Meriem : (calmement) Tu oublies que tout ça doit bien être financé. Louer le Palais des Congrès à Paris, tu imagines combien ça coûte ? Philippe Simo ne reçoit aucune subvention, c’est l’événement lui-même qui finance tout.
Lisa : Mais quel est ton problème, Tonja ? Personne ne t’a forcée à venir. C’est un choix.
Tonja : (fronçant les sourcils) Ce que tu dis n’a aucun sens. Dire que venir ou ne pas venir est un choix suppose qu’il n’y a pas de gens qui auraient voulu venir mais qui n’ont pas pu à cause du prix exorbitant. C’est une logique capitaliste poussée à l’extrême, à l’américaine.
Meriem : Donc tu dis que venir ici n’était pas un choix ? Qui t’a forcée à venir ?
Tonja : C’est un choix dicté avant tout par ton compte en banque. Il y a des gens qui auraient aimé être ici, mais leur compte en banque a décidé pour eux. Quand tu dis que c’est un choix, tu te trompes complètement.
Lisa : Peut-être, mais même si Philippe avait mis les entrées à zéro euro et cherché des sponsors, certains Africains n’auraient toujours pas pu venir, prétextant qu’ils n’avaient pas le ticket de métro. Ceux qui ne veulent pas venir trouveront toujours une excuse.
Meriem : Philippe organise SON événement, il fixe les prix comme il l’entend. Il n’a pas de comptes à te rendre. Qui crois-tu être pour lui dicter quoi faire, un petit prétentieux ?
Tonja : Voilà, tu soulèves un point important : les sponsors. J’ai déjà assisté à de grands événements comme celui-ci, organisés au Palais des Congrès à Paris, dans des hôtels à Paris, à Villepinte, etc. Jamais je n’ai vu un prix d’entrée aussi exorbitant. Des billets à 20, 50 ou 100 euros restent accessibles pour la majorité, mais quand le ticket le moins cher commence à 300 euros, on est en droit de se demander : quelle est ta mission première ? Et d’ailleurs, c’est quoi la mission de Back To Africa ? Au moins, on connaissait celle de l’American Colonization Society, créée en 1817 avec pour objectif d’envoyer des Afro-Américains libres en Afrique comme alternative à leur émancipation aux États-Unis. En d’autres termes, les fondateurs pensaient que les Noirs « libres » ne pouvaient pas s’en sortir économiquement aux États-Unis. En 1822, cette société a commencé à coloniser ce qui est aujourd’hui le Liberia, sous l’idée que les Noirs auraient de meilleures chances de liberté et de prospérité en Afrique qu’aux États-Unis.
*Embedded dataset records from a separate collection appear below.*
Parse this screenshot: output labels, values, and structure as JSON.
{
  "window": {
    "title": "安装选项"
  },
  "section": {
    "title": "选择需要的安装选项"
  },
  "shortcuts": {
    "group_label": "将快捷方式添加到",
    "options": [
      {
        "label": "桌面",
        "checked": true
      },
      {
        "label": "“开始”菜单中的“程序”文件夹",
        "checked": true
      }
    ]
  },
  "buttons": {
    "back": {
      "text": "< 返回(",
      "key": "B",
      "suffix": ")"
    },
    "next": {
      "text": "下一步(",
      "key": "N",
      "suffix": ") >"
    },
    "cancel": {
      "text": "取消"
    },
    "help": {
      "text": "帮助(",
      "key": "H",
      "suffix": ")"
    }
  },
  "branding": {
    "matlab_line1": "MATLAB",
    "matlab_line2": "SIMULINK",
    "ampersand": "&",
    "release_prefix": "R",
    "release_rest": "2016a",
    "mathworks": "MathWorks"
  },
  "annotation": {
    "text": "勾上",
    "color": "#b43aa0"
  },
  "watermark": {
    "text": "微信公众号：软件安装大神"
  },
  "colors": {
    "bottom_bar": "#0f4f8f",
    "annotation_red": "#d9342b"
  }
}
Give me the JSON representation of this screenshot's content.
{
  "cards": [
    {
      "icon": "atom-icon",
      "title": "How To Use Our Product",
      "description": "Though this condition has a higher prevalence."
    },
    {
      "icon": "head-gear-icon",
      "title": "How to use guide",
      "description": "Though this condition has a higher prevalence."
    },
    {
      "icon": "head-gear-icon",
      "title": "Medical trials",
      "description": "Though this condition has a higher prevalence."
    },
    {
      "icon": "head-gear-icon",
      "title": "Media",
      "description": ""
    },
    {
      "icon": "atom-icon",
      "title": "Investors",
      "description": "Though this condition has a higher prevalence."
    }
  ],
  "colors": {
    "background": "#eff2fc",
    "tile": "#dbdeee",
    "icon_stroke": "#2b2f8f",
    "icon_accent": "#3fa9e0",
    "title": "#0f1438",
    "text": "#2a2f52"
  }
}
Le pays a déclaré son indépendance en 1847, reconnue par les États-Unis en 1862, devenant ainsi la première nation africaine à obtenir son indépendance à l’époque moderne. 200 ans après, on se demande toujours : où en est ce « projet de prospérité » pour les Noirs libres ? Aujourd’hui, Back to Africa semble reprendre ce même discours, mais avec un habillage plus moderne. On nous vend le rêve d’un retour aux sources, mais en réalité, c’est un business comme un autre. L’idée d’un retour en Afrique, souvent associée à l’émancipation et à la reconquête de nos racines, est ici instrumentalisée à des fins commerciales. Et d’ailleurs, pourquoi il n’y a aucun blanc dans la salle ? L’Afrique n’a-t-elle pas des enfants “blancs” aussi ?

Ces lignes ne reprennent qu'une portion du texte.